Here are the salient points of our discussion
Turns out there are 2 roads to infertility as far as the egg goes:
Biochemical aging: Herein, the egg has metabolic issues; it divides poorly and and often does poorly in IVF. People with this issue hit menopause earlier. Importantly, this problem is correlated with the antral follicle count, and women with this issue present with diminished ovarian reserve.
Ovarian aging: Herein, the eggs may have no metabolic issues, even at an advanced maternal age. They may grow well in IVF, and women with this issue can have an abundant ovarian reserve with perfect FSH, and are often found to hit menopause much later. Yet, something is wonky with the meiotic process, and they produce eggs with aneuploidy. Importantly, this does not correlate with the antral follicle count.

The doctor concluded, based on our conversation, that my case may be one of ovarian aging, because, at a young age (early 30s) 2 out of my 3 naturally produced eggs have been aneuploid, and the first one (normal XY by karyotyping)  may have had genetic deficiencies as well, given the way the pregnancy progressed (slowing of growth between the 6th and the 7th week). So unless I'm insanely unlucky, I have an aneuploidy issue. The silver lining is that my eggs are, from a biochemical/metabolic standpoint, stellar. This my explain my family's crazy high fertility. I just have a problem that they did not have.

In other words, if you have decent AFC, decent FSH/E2, ovulate regularly, do well in IVF, get pregnant easily, but suffer from RPL, your issue may be ovarian aging.

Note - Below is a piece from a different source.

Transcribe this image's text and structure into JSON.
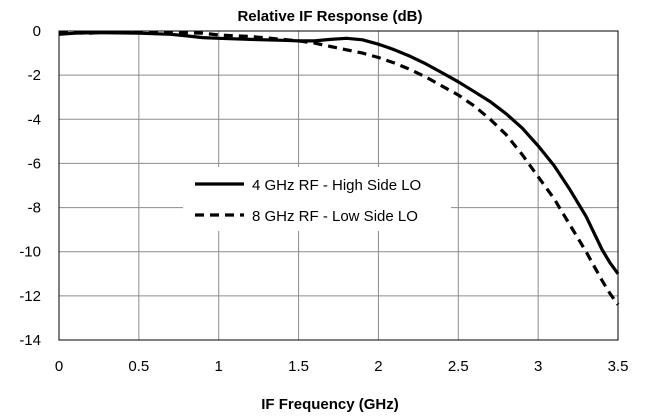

Here is the bad news: there is no biochemical test that can be done on you to diagnose it: there are no markers, nada. Since we do not know what causes this, we cannot fix this either.  The only way to sort of confirm that this is your issue is through CCS, and it will tell me if I need to go to donor eggs or adoption to have a baby.  So come early 2014, if all my transfers fail, I will pack my bags and return to the US.   

If I have to do IVF, they would put me on the antagonist protocol. The doctor expressed surprise that the microdose lupron protocol was chosen for round 1, given my AFC/AMH. and learn. It sucks to have done 2 IVFs though, and have to go through so much to get an answer. Had I a crystal ball, I would have gone to these people last year, and saved myself a ton of time (and money). Of course, if the surrogate gets pregnant, I'll sing a different tune! 


  1. I will be thinking about you! Hang in there. I am glad you found someone who might have some answers.

  2. I'm still thinking good thoughts for your surrogate and all those frozen blasts.
    But, sounds like a really educaitonal, instructive meeting. Good luck!

  3. In Canada!!! If you're near Toronto & would like to get together, email me!!!
    Keeping fingers crossed for your frozen blasts & surrogate success.

  4. I just answered yes to almost all questions.....I am glad u found a dr who tried to find reasons for RPL. I will definitely be watching out this space for more updates. Thanks Jay...

  5. I nominated you for a Liebster Award.